Although I didn’t work on the issue while in Thailand (I worked on health projects for young children), I knew that I wanted to do something about trafficking in my career. Law school gave me that opportunity, and I’ve been focused on this issue since then—both in my pro bono work and in my research. Like a lot of lawyers, my entry point was thinking about how criminal law can be helpful, but I quickly moved away from that toward a prevention focus.

Q

How do we shift public perception from this idea that people are selling their bodies for fast money to reflect the reality of vulnerable people who get caught in a violent system?

A

First, it’s important to note that trafficking is not just about sex. When most people think of trafficking, they think of sex trafficking of women and girls, but labor trafficking actually affects more people. So, we must first raise awareness about the various types of trafficking.

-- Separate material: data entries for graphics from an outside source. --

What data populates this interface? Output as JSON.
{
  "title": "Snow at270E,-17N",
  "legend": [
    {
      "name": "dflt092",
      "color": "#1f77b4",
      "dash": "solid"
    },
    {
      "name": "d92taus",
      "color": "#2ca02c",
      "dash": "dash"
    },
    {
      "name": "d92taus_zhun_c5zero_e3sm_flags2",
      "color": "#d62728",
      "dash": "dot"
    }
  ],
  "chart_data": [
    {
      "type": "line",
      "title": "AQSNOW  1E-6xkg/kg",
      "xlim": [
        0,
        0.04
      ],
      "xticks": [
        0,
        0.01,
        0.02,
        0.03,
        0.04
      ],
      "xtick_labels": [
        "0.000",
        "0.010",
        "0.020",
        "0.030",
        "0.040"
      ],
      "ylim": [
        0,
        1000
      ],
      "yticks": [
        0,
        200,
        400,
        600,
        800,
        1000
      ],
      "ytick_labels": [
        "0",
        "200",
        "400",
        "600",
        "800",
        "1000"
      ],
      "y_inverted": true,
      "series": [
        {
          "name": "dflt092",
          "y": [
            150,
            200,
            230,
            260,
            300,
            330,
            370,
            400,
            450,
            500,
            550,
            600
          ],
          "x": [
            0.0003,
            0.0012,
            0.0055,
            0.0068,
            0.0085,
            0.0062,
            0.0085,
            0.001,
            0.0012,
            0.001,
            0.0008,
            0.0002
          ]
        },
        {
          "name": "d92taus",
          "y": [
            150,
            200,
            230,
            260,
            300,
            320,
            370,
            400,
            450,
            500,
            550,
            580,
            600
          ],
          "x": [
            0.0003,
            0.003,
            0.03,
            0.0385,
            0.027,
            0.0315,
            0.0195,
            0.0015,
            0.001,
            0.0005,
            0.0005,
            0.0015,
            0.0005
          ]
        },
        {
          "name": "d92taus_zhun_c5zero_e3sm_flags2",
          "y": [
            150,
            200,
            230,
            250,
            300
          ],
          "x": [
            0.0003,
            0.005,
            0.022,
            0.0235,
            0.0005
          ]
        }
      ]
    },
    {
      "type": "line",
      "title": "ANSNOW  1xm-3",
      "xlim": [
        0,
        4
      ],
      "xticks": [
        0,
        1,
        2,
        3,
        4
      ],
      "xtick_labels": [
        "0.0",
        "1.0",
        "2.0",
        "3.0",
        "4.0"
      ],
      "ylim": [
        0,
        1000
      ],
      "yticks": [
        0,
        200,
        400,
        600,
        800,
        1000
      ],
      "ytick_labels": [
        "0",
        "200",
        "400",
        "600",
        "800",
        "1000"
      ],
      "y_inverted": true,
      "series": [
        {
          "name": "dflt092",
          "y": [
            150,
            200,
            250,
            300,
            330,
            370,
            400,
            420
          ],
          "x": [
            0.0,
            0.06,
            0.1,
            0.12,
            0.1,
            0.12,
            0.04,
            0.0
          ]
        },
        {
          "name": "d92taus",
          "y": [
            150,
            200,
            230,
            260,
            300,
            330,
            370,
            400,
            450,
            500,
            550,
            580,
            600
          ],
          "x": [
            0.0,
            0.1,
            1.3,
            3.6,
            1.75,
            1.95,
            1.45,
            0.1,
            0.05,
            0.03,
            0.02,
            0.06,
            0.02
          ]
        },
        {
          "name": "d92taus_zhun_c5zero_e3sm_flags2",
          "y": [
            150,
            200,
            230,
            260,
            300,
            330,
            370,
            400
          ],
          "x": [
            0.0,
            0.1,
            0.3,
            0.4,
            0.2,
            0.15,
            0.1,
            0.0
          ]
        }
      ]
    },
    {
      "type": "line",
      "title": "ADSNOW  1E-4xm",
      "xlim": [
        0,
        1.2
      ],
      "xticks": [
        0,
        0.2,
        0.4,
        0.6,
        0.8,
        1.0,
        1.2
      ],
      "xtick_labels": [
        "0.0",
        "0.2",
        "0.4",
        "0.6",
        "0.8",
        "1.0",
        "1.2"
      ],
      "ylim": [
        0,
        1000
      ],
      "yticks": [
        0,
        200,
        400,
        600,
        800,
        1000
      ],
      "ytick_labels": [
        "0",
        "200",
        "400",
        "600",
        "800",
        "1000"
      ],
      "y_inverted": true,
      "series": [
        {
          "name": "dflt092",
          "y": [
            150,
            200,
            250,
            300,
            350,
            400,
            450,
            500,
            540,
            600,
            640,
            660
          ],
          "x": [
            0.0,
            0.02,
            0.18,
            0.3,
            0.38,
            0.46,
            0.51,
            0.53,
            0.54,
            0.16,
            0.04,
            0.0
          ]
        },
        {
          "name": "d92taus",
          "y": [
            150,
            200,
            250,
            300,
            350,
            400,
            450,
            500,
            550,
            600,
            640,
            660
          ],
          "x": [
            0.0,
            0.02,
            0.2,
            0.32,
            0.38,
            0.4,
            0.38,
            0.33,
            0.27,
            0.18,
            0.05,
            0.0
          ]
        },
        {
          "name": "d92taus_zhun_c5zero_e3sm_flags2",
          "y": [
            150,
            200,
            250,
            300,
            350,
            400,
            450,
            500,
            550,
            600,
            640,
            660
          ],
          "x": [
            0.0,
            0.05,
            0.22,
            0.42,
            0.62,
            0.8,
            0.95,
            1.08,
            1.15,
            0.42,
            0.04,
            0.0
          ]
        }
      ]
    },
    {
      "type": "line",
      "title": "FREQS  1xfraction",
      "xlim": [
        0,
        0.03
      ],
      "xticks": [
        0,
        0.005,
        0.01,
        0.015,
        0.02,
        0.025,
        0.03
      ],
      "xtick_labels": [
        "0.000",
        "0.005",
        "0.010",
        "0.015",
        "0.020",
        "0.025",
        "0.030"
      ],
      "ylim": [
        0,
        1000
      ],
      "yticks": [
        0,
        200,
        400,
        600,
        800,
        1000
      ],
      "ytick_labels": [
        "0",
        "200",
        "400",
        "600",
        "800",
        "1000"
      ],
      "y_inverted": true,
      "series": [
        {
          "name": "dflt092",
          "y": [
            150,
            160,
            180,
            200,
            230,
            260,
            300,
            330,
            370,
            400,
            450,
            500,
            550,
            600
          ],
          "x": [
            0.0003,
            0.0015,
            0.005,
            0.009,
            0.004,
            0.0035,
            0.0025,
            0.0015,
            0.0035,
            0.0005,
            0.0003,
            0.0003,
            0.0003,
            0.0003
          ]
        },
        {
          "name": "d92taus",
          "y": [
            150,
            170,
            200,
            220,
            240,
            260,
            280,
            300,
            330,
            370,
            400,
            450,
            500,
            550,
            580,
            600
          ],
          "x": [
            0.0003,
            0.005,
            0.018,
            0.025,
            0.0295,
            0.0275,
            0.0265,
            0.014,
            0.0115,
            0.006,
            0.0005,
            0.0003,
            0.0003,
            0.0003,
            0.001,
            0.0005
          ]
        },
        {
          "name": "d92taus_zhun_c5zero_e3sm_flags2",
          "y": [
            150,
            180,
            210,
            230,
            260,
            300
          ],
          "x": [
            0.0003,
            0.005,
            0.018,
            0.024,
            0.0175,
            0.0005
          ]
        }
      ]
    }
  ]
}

Next, how do we change attitudes? Public health has a wealth of experience in confronting harmful attitudes and behaviors. Think about smoking. A generation ago, smoking was portrayed as cool. Public health campaigns helped to shift attitudes and bring attention to the harms caused by smoking. Seat belt use and violence are other issues where public health campaigns have helped foster changes, and ultimately better outcomes.

Trafficking is unique in certain ways, but we’ve seen success in public health campaigns. That is why Dr. Diaz and I believe that public health methodologies can help in this area.

Q

What are factors that make someone vulnerable?

A

There are numerous risk factors. To name just two, we know that prior history of childhood abuse—particularly sexual abuse—and homelessness, or time on the street, are significant risk factors for sex trafficking.

Beyond these and other individual risk factors, we also need to understand relationship, community and societal level risk factors that heighten the vulnerability of certain young people. Public health offers valuable tools, as it relies on the socio-ecological model, which takes into account all of these levels and the interplay among them.

Q

Yes, but many people may think it’s not in their neighborhood. It’s a problem elsewhere.

A

While it is true that some people are more vulnerable than others, human trafficking affects us all, and we all play a role in creating demand for this. We see trafficking in agriculture, and we all eat. We see it in the textile industry, and we all wear clothes. And as consumers, most of us want to pay less. When, in turn, businesses push to produce goods for less and less, the likelihood that someone is getting exploited in the supply chains increases.

Beyond creating awareness of the problem, we also need to develop systems in which people are empowered to choose less harmful alternatives. How do I know if trafficked labor was used to create the shirt I want to buy? We’re not in a place yet where that information is readily available, but we’re working to make it available. Arguably, more important, is that we need to put pressure on businesses to work only with suppliers who don’t use exploited labor.

Q

What are the public health risks posed by human trafficking?

A

Human trafficking inflicts a breadth of harms on victims and survivors. Trafficking survivors suffer physical injuries, mental and emotional trauma, including high rates of PTSD, sexual and reproductive health harms, and more. In labor trafficking, there are also environmental harms, including exposure to chemicals and carcinogens, from unsafe workplace conditions.

As the harms can be significant, survivors often need a breadth of services, including access to doctors, mental health professionals, social workers, dentists, as well as housing assistance, job training, and lawyers who can advocate for them.

Q

Your book is dedicated to the children around the world who have survived human trafficking and other forms of exploitation. What impact do you want this book to have?

A

We hope it will spark conversations that will lead to a change in how we address child trafficking. Most of what is happening today is aimed at addressing trafficking after the harm has occurred.

We want to spur efforts to “move upstream” to more of a prevention focus. And we want to contribute to the development of a comprehensive, integrated approach to preventing child trafficking, and indeed all forms of human trafficking.